Iterative optimization algorithms need suitable termination criteria [19]. The simplest criterion consists in stopping the algorithm after a given number \( N_{\text{i}} \) of iterations. However, if different algorithms characterized by different computational times per iteration are used, then a fair approach to compare their performances consists in stopping each algorithm after the same total computational time. Other termination criteria involve, e.g., the comparison of the values assumed by the (true or surrogate) objective function in correspondence of the suboptimal solutions generated in consecutive iterations of the optimization algorithm, or the comparison between the values assumed by its gradient and the all-zero vector (limiting for simplicity the discussion to the case of unconstrained optimization).
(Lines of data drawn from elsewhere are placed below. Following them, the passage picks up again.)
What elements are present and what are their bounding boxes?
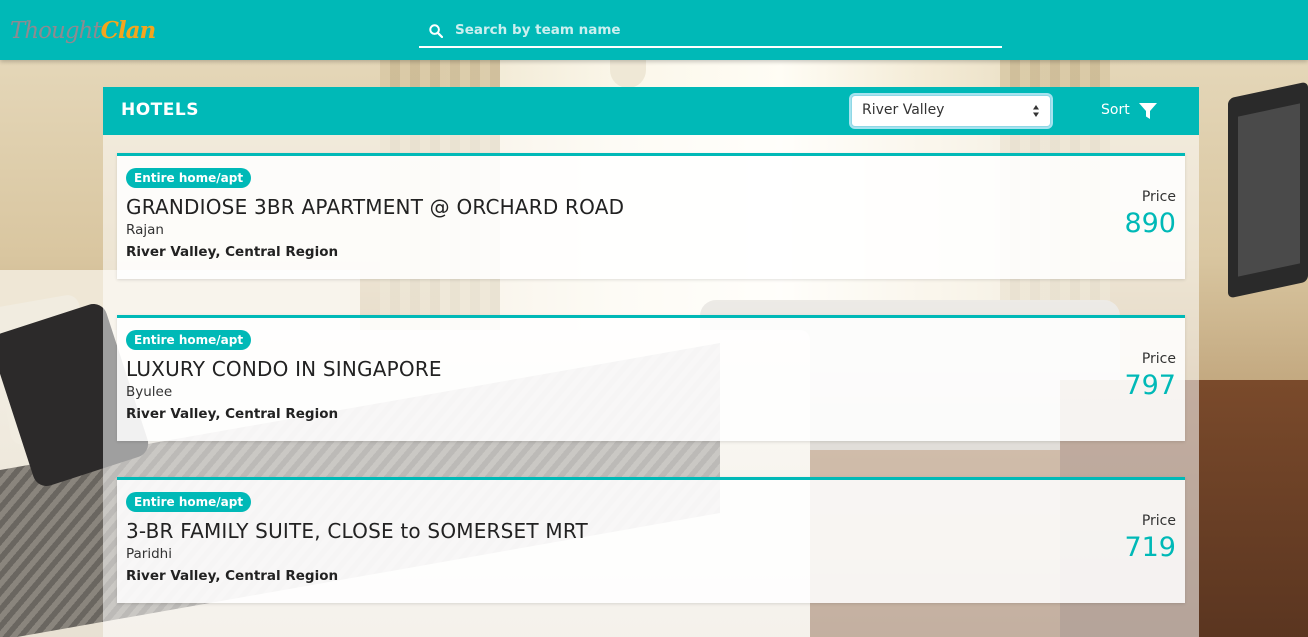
price-value: 797: [1124, 370, 1176, 401]
price-value: 719: [1124, 532, 1176, 563]
price-label: Price: [1141, 513, 1176, 529]
search-input[interactable]: [455, 16, 995, 44]
room-type-badge: Entire home/apt: [126, 168, 252, 188]
logo-text-clan: Clan: [100, 17, 157, 44]
hotel-host: Byulee: [126, 384, 173, 400]
hotel-card[interactable]: Entire home/apt LUXURY CONDO IN SINGAPOR…: [117, 315, 1185, 441]
hotel-name: 3-BR FAMILY SUITE, CLOSE to SOMERSET MRT: [126, 519, 588, 543]
top-bar: ThoughtClan: [0, 0, 1308, 60]
hotel-host: Rajan: [126, 222, 164, 238]
bg-tv-screen: [1238, 103, 1300, 277]
filter-icon: [1139, 103, 1157, 119]
sort-label: Sort: [1101, 102, 1130, 118]
select-arrows-icon: [1033, 105, 1039, 117]
logo-text-thought: Thought: [10, 18, 102, 44]
search-bar: [419, 14, 1002, 48]
hotel-location: River Valley, Central Region: [126, 244, 339, 260]
price-label: Price: [1141, 189, 1176, 205]
hotel-host: Paridhi: [126, 546, 172, 562]
hotel-name: GRANDIOSE 3BR APARTMENT @ ORCHARD ROAD: [126, 195, 625, 219]
search-icon: [429, 24, 443, 38]
price-label: Price: [1141, 351, 1176, 367]
hotels-panel: HOTELS River Valley Sort Entire home/apt…: [103, 87, 1199, 637]
hotels-panel-header: HOTELS River Valley Sort: [103, 87, 1199, 135]
hotel-location: River Valley, Central Region: [126, 406, 339, 422]
price-value: 890: [1124, 208, 1176, 239]
city-select[interactable]: River Valley: [851, 95, 1051, 127]
thoughtclan-logo[interactable]: ThoughtClan: [10, 14, 157, 48]
hotel-card[interactable]: Entire home/apt 3-BR FAMILY SUITE, CLOSE…: [117, 477, 1185, 603]
hotel-card[interactable]: Entire home/apt GRANDIOSE 3BR APARTMENT …: [117, 153, 1185, 279]
room-type-badge: Entire home/apt: [126, 492, 252, 512]
city-select-value: River Valley: [862, 102, 945, 118]
page-title: HOTELS: [121, 100, 199, 120]
hotel-location: River Valley, Central Region: [126, 568, 339, 584]
hotel-name: LUXURY CONDO IN SINGAPORE: [126, 357, 442, 381]
room-type-badge: Entire home/apt: [126, 330, 252, 350]
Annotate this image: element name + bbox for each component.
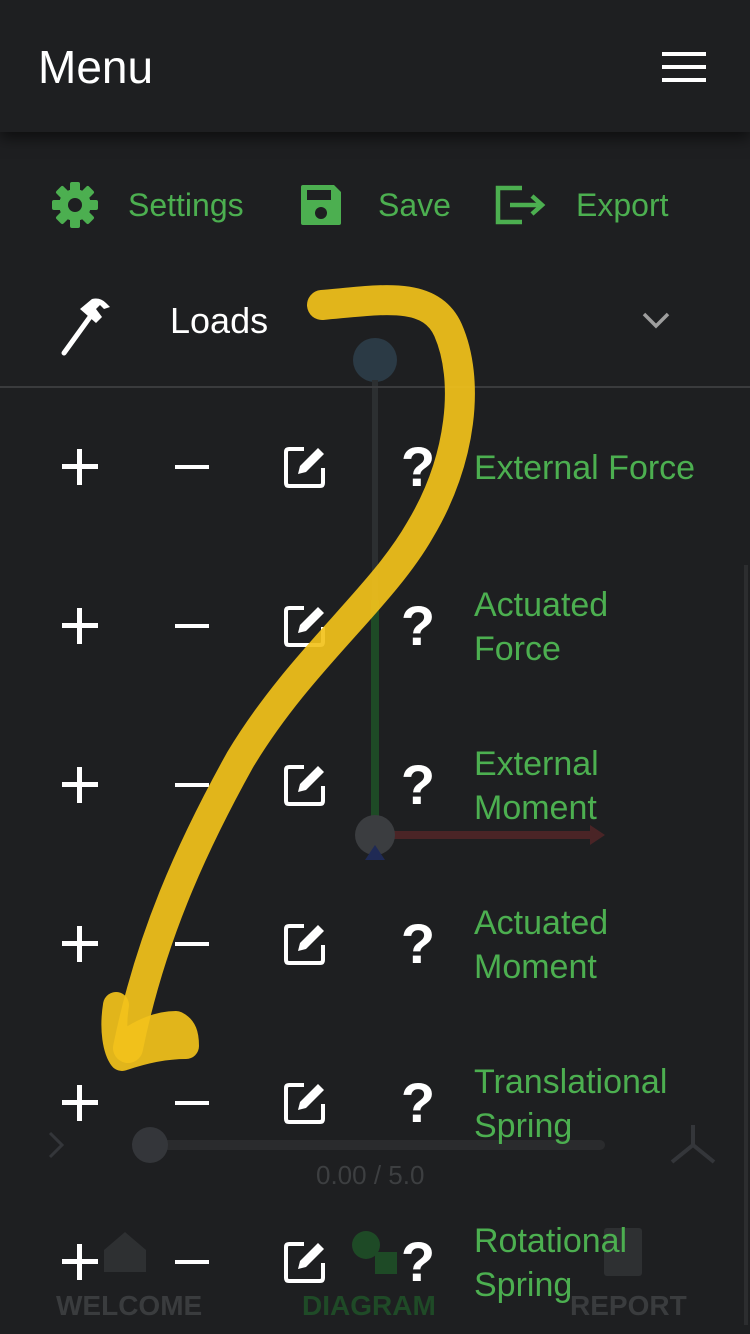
- load-name-line2: Moment: [474, 788, 597, 827]
- edit-load-button[interactable]: [282, 444, 328, 490]
- add-load-button[interactable]: [58, 445, 102, 489]
- load-name[interactable]: Actuated Force: [474, 547, 744, 706]
- load-row: ? Rotational Spring: [0, 1183, 750, 1334]
- help-button[interactable]: ?: [398, 593, 438, 659]
- plus-icon: [62, 1244, 98, 1280]
- page-title: Menu: [38, 41, 154, 93]
- chevron-down-icon: [640, 310, 672, 335]
- load-name-line1: Rotational: [474, 1221, 628, 1260]
- help-label: ?: [400, 1071, 436, 1134]
- save-label: Save: [378, 186, 451, 223]
- load-row: ? External Moment: [0, 706, 750, 865]
- menu-actions: Settings Save Export: [0, 170, 750, 240]
- hamburger-icon[interactable]: [660, 50, 708, 84]
- add-load-button[interactable]: [58, 763, 102, 807]
- edit-icon: [284, 765, 325, 806]
- remove-load-button[interactable]: [172, 445, 212, 489]
- help-label: ?: [400, 1230, 436, 1293]
- load-name-line1: Actuated: [474, 585, 609, 624]
- add-load-button[interactable]: [58, 1240, 102, 1284]
- add-load-button[interactable]: [58, 922, 102, 966]
- app-screen: 0.00 / 5.0 WELCOME DIAGRAM REPORT Menu S…: [0, 0, 750, 1334]
- minus-icon: [175, 783, 209, 787]
- remove-load-button[interactable]: [172, 763, 212, 807]
- load-name[interactable]: Actuated Moment: [474, 865, 744, 1024]
- load-name[interactable]: External Moment: [474, 706, 744, 865]
- load-row: ? Translational Spring: [0, 1024, 750, 1183]
- remove-load-button[interactable]: [172, 1081, 212, 1125]
- load-name-line1: Actuated: [474, 903, 609, 942]
- floppy-disk-icon: [298, 182, 344, 228]
- plus-icon: [62, 767, 98, 803]
- remove-load-button[interactable]: [172, 1240, 212, 1284]
- help-button[interactable]: ?: [398, 434, 438, 500]
- load-name-line1: External: [474, 744, 599, 783]
- help-button[interactable]: ?: [398, 1229, 438, 1295]
- plus-icon: [62, 926, 98, 962]
- edit-load-button[interactable]: [282, 921, 328, 967]
- load-name-line1: Translational: [474, 1062, 668, 1101]
- edit-icon: [284, 1083, 325, 1124]
- plus-icon: [62, 449, 98, 485]
- load-name[interactable]: Translational Spring: [474, 1024, 744, 1183]
- load-name-line2: Spring: [474, 1106, 573, 1145]
- add-load-button[interactable]: [58, 1081, 102, 1125]
- help-label: ?: [400, 594, 436, 657]
- plus-icon: [62, 1085, 98, 1121]
- load-name-line1: External Force: [474, 448, 696, 487]
- minus-icon: [175, 1101, 209, 1105]
- minus-icon: [175, 1260, 209, 1264]
- load-row: ? External Force: [0, 388, 750, 547]
- edit-load-button[interactable]: [282, 1080, 328, 1126]
- help-button[interactable]: ?: [398, 752, 438, 818]
- edit-load-button[interactable]: [282, 762, 328, 808]
- loads-label: Loads: [170, 300, 269, 341]
- load-row: ? Actuated Moment: [0, 865, 750, 1024]
- save-button[interactable]: Save: [298, 170, 451, 240]
- edit-icon: [284, 606, 325, 647]
- help-label: ?: [400, 753, 436, 816]
- export-icon: [492, 182, 548, 228]
- edit-icon: [284, 447, 325, 488]
- minus-icon: [175, 624, 209, 628]
- settings-label: Settings: [128, 186, 244, 223]
- load-name-line2: Spring: [474, 1265, 573, 1304]
- remove-load-button[interactable]: [172, 922, 212, 966]
- load-name-line2: Force: [474, 629, 561, 668]
- scrollbar[interactable]: [744, 565, 748, 1325]
- load-name[interactable]: Rotational Spring: [474, 1183, 744, 1334]
- help-label: ?: [400, 912, 436, 975]
- gear-icon: [50, 180, 100, 230]
- load-row: ? Actuated Force: [0, 547, 750, 706]
- hammer-icon: [58, 293, 114, 364]
- divider: [0, 386, 750, 388]
- edit-icon: [284, 924, 325, 965]
- minus-icon: [175, 942, 209, 946]
- remove-load-button[interactable]: [172, 604, 212, 648]
- minus-icon: [175, 465, 209, 469]
- edit-load-button[interactable]: [282, 1239, 328, 1285]
- help-button[interactable]: ?: [398, 911, 438, 977]
- menu-header: Menu: [0, 0, 750, 132]
- settings-button[interactable]: Settings: [50, 170, 244, 240]
- export-label: Export: [576, 186, 669, 223]
- edit-icon: [284, 1242, 325, 1283]
- help-button[interactable]: ?: [398, 1070, 438, 1136]
- help-label: ?: [400, 435, 436, 498]
- loads-dropdown[interactable]: Loads: [0, 280, 750, 386]
- plus-icon: [62, 608, 98, 644]
- edit-load-button[interactable]: [282, 603, 328, 649]
- export-button[interactable]: Export: [492, 170, 668, 240]
- add-load-button[interactable]: [58, 604, 102, 648]
- load-name-line2: Moment: [474, 947, 597, 986]
- load-name[interactable]: External Force: [474, 388, 744, 547]
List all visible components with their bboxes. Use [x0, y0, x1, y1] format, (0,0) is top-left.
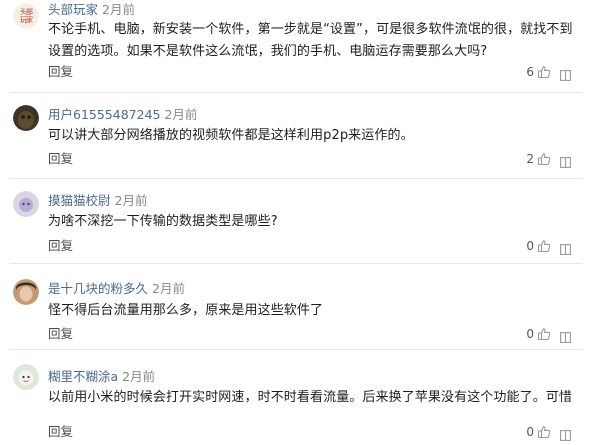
- reply-button[interactable]: 回复: [48, 424, 73, 440]
- comment-item: 是十几块的粉多久 2月前 怪不得后台流量用那么多，原来是用这些软件了 回复 0: [0, 264, 592, 349]
- comment-item: 头 部 玩 家 头部玩家 2月前 不论手机、电脑，新安装一个软件，第一步就是“设置…: [0, 0, 592, 92]
- svg-text:部: 部: [26, 7, 33, 16]
- timestamp: 2月前: [122, 369, 156, 384]
- username[interactable]: 是十几块的粉多久: [48, 281, 148, 296]
- like-count: 2: [526, 152, 534, 166]
- reply-button[interactable]: 回复: [48, 238, 73, 254]
- username[interactable]: 糊里不糊涂a: [48, 369, 118, 384]
- report-icon[interactable]: [560, 328, 571, 343]
- username[interactable]: 用户61555487245: [48, 107, 160, 122]
- avatar[interactable]: 头 部 玩 家: [13, 3, 39, 29]
- thumbs-up-icon[interactable]: [537, 151, 551, 166]
- comment-text: 以前用小米的时候会打开实时网速，时不时看看流量。后来换了苹果没有这个功能了。可惜: [48, 390, 573, 405]
- timestamp: 2月前: [152, 281, 185, 296]
- thumbs-up-icon[interactable]: [537, 64, 551, 79]
- like-count: 6: [526, 65, 534, 79]
- reply-button[interactable]: 回复: [48, 326, 73, 342]
- reply-button[interactable]: 回复: [48, 64, 73, 80]
- comment-meta: 摸猫猫校尉 2月前: [48, 193, 147, 209]
- comment-text: 可以讲大部分网络播放的视频软件都是这样利用p2p来运作的。: [48, 128, 414, 143]
- comment-item: 糊里不糊涂a 2月前 以前用小米的时候会打开实时网速，时不时看看流量。后来换了苹果…: [0, 350, 592, 444]
- avatar[interactable]: [13, 279, 39, 305]
- report-icon[interactable]: [560, 153, 571, 168]
- comment-meta: 用户61555487245 2月前: [48, 107, 197, 123]
- thumbs-up-icon[interactable]: [537, 326, 551, 341]
- timestamp: 2月前: [114, 193, 148, 208]
- username[interactable]: 头部玩家: [48, 2, 98, 17]
- thumbs-up-icon[interactable]: [537, 424, 551, 439]
- like-count: 0: [526, 327, 534, 341]
- timestamp: 2月前: [164, 107, 198, 122]
- comment-meta: 是十几块的粉多久 2月前: [48, 281, 185, 297]
- comment-list: 头 部 玩 家 头部玩家 2月前 不论手机、电脑，新安装一个软件，第一步就是“设置…: [0, 0, 592, 444]
- comment-meta: 糊里不糊涂a 2月前: [48, 369, 155, 385]
- avatar[interactable]: [13, 364, 39, 390]
- username[interactable]: 摸猫猫校尉: [48, 193, 111, 208]
- avatar[interactable]: [13, 191, 39, 217]
- comment-item: 用户61555487245 2月前 可以讲大部分网络播放的视频软件都是这样利用p2…: [0, 93, 592, 178]
- comment-text: 为啥不深挖一下传输的数据类型是哪些?: [48, 214, 278, 229]
- comment-item: 摸猫猫校尉 2月前 为啥不深挖一下传输的数据类型是哪些? 回复 0: [0, 179, 592, 263]
- comment-text: 不论手机、电脑，新安装一个软件，第一步就是“设置”，可是很多软件流氓的很，就找不…: [48, 22, 573, 59]
- like-count: 0: [526, 239, 534, 253]
- timestamp: 2月前: [102, 2, 135, 17]
- thumbs-up-icon[interactable]: [537, 238, 551, 253]
- report-icon[interactable]: [560, 240, 571, 255]
- avatar[interactable]: [13, 105, 39, 131]
- report-icon[interactable]: [560, 426, 571, 441]
- comment-meta: 头部玩家 2月前: [48, 2, 135, 18]
- report-icon[interactable]: [560, 66, 571, 81]
- like-count: 0: [526, 425, 534, 439]
- svg-text:家: 家: [26, 15, 33, 24]
- reply-button[interactable]: 回复: [48, 151, 73, 167]
- comment-text: 怪不得后台流量用那么多，原来是用这些软件了: [48, 303, 324, 318]
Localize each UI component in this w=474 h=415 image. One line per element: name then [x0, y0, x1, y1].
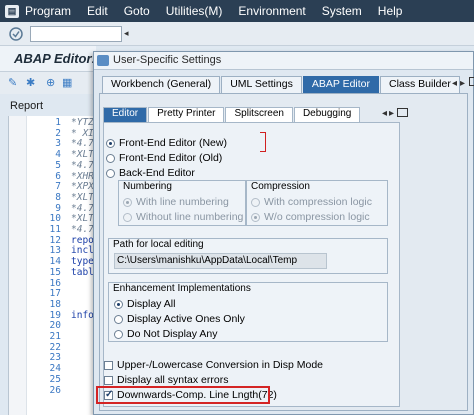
checkbox-display-syntax-errors[interactable]: Display all syntax errors [104, 374, 228, 386]
code-text[interactable]: *YTZ * XI *4.7 *XLT *4.7 *XHR *XPX *XLT *4.7 *XLT… [71, 117, 94, 332]
radio-button[interactable] [106, 168, 115, 178]
subtab-scroll-left-icon[interactable]: ◂ [382, 108, 387, 119]
subtab-scroll-controls: ◂ ▸ [382, 108, 408, 119]
radio-button[interactable] [114, 329, 123, 339]
checkbox-label: Upper-/Lowercase Conversion in Disp Mode [117, 359, 324, 371]
page-title: ABAP Editor: [14, 51, 96, 66]
dialog-title: User-Specific Settings [113, 54, 222, 66]
radio-label: Back-End Editor [119, 167, 195, 179]
menu-edit[interactable]: Edit [87, 4, 108, 18]
command-history-arrow-icon[interactable]: ◂ [124, 28, 129, 39]
checkbox-label: Display all syntax errors [117, 374, 229, 386]
subtab-pretty-printer[interactable]: Pretty Printer [148, 107, 225, 122]
radio-label: Front-End Editor (New) [119, 137, 227, 149]
red-highlight-box [96, 386, 270, 404]
display-change-icon[interactable]: ✎ [8, 76, 22, 90]
radio-button-selected [251, 212, 260, 222]
menu-environment[interactable]: Environment [238, 4, 305, 18]
radio-label: W/o compression logic [264, 211, 370, 223]
report-label: Report [10, 100, 44, 112]
code-line[interactable] [71, 321, 94, 332]
checkbox-upper-lowercase[interactable]: Upper-/Lowercase Conversion in Disp Mode [104, 359, 323, 371]
radio-button [251, 197, 260, 207]
command-field[interactable] [30, 25, 122, 42]
tab-list-icon[interactable] [469, 77, 474, 86]
subtab-debugging[interactable]: Debugging [293, 107, 361, 122]
code-editor[interactable]: 1 2 3 4 5 6 7 8 9 10 11 12 13 14 15 16 17 18 19 20 21 22 23 24 2… [8, 116, 96, 415]
line-numbers: 1 2 3 4 5 6 7 8 9 10 11 12 13 14 15 16 17 18 19 20 21 22 23 24 2… [27, 117, 61, 396]
menu-utilities[interactable]: Utilities(M) [166, 4, 223, 18]
radio-button-selected[interactable] [114, 299, 123, 309]
line-number: 26 [49, 384, 61, 396]
menu-goto[interactable]: Goto [124, 4, 150, 18]
radio-display-active-only[interactable]: Display Active Ones Only [114, 313, 245, 325]
radio-button-selected[interactable] [106, 138, 115, 148]
sub-tab-strip: Editor Pretty Printer Splitscreen Debugg… [103, 107, 361, 122]
radio-button-selected [123, 197, 132, 207]
tab-scroll-controls: ◂ ▸ [452, 77, 474, 89]
annotation-bracket [260, 132, 266, 152]
radio-label: With compression logic [264, 196, 372, 208]
tab-class-builder[interactable]: Class Builder [380, 76, 460, 93]
radio-button[interactable] [114, 314, 123, 324]
radio-back-end-editor[interactable]: Back-End Editor [106, 167, 195, 179]
standard-toolbar: ◂ [0, 22, 474, 46]
local-path-group-title: Path for local editing [109, 239, 387, 251]
line-number: 15 [49, 266, 61, 278]
where-used-icon[interactable]: ⊕ [46, 76, 60, 90]
activate-icon[interactable]: ✱ [26, 76, 40, 90]
tab-workbench-general[interactable]: Workbench (General) [102, 76, 221, 93]
code-line[interactable]: tabl [71, 267, 94, 279]
line-number: 25 [49, 373, 61, 385]
code-line[interactable]: *4.7 [71, 160, 94, 172]
radio-label: With line numbering [136, 196, 229, 208]
checkbox[interactable] [104, 375, 113, 385]
radio-label: Do Not Display Any [127, 328, 218, 340]
numbering-group-title: Numbering [119, 181, 245, 193]
menu-program[interactable]: Program [25, 4, 71, 18]
sap-menu-icon[interactable]: ▤ [5, 4, 19, 18]
radio-without-compression: W/o compression logic [251, 211, 370, 223]
radio-button[interactable] [106, 153, 115, 163]
checkbox[interactable] [104, 360, 113, 370]
enhancement-group-title: Enhancement Implementations [109, 283, 387, 295]
menu-bar: ▤ Program Edit Goto Utilities(M) Environ… [0, 0, 474, 22]
dialog-window-icon [97, 55, 109, 66]
radio-display-all[interactable]: Display All [114, 298, 175, 310]
radio-label: Display Active Ones Only [127, 313, 245, 325]
radio-front-end-editor-old[interactable]: Front-End Editor (Old) [106, 152, 222, 164]
subtab-editor[interactable]: Editor [103, 107, 148, 122]
line-number: 5 [55, 159, 61, 171]
radio-with-compression: With compression logic [251, 196, 372, 208]
tab-uml-settings[interactable]: UML Settings [221, 76, 302, 93]
menu-system[interactable]: System [322, 4, 362, 18]
enter-icon[interactable] [8, 26, 24, 42]
subtab-list-icon[interactable] [397, 108, 408, 117]
tab-scroll-right-icon[interactable]: ▸ [460, 78, 465, 89]
compression-group-title: Compression [247, 181, 387, 193]
radio-with-line-numbering: With line numbering [123, 196, 229, 208]
hierarchy-icon[interactable]: ▦ [62, 76, 76, 90]
radio-do-not-display[interactable]: Do Not Display Any [114, 328, 217, 340]
radio-front-end-editor-new[interactable]: Front-End Editor (New) [106, 137, 227, 149]
editor-gutter [9, 116, 27, 415]
subtab-splitscreen[interactable]: Splitscreen [225, 107, 293, 122]
radio-label: Without line numbering [136, 211, 244, 223]
dialog-title-bar[interactable]: User-Specific Settings [94, 52, 473, 70]
user-specific-settings-dialog: User-Specific Settings Workbench (Genera… [93, 51, 474, 415]
subtab-scroll-right-icon[interactable]: ▸ [389, 108, 394, 119]
tab-scroll-left-icon[interactable]: ◂ [452, 78, 457, 89]
radio-button [123, 212, 132, 222]
radio-label: Front-End Editor (Old) [119, 152, 223, 164]
main-tab-strip: Workbench (General) UML Settings ABAP Ed… [102, 76, 461, 93]
tab-abap-editor[interactable]: ABAP Editor [302, 76, 379, 93]
editor-toolbar: ✎ ✱ ⊕ ▦ [0, 72, 96, 94]
radio-without-line-numbering: Without line numbering [123, 211, 243, 223]
radio-label: Display All [127, 298, 176, 310]
editor-title-bar: ABAP Editor: [0, 46, 96, 72]
menu-help[interactable]: Help [378, 4, 403, 18]
local-path-field[interactable]: C:\Users\manishku\AppData\Local\Temp [114, 253, 327, 269]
Finally, it is important to recall that iterative optimization algorithms for nonlinearly constrained optimization problems with nonlinear objective function and continuous variables to be optimized typically find only local maxima (the same GCMMA, though globally convergent, is guaranteed to converge only to a local stationarity point, which could even not coincide with a local maximum point). In order to increase the probability of finding the global maximum or a good local maximum (i.e., one whose value of the objective function is near the global maximum), several repetitions of each iterative optimization algorithm can be performed, starting from its different initializations, possibly generated using a Quasi-Monte Carlo subsequence (this is called a Quasi-Monte Carlo multi-start initialization approach). In this way, indeed, the probability of starting the iterative optimization algorithm increases—in at least one repetition—either from the basin of attraction of a global maximum, or from that associated with a sufficiently good local maximum [40].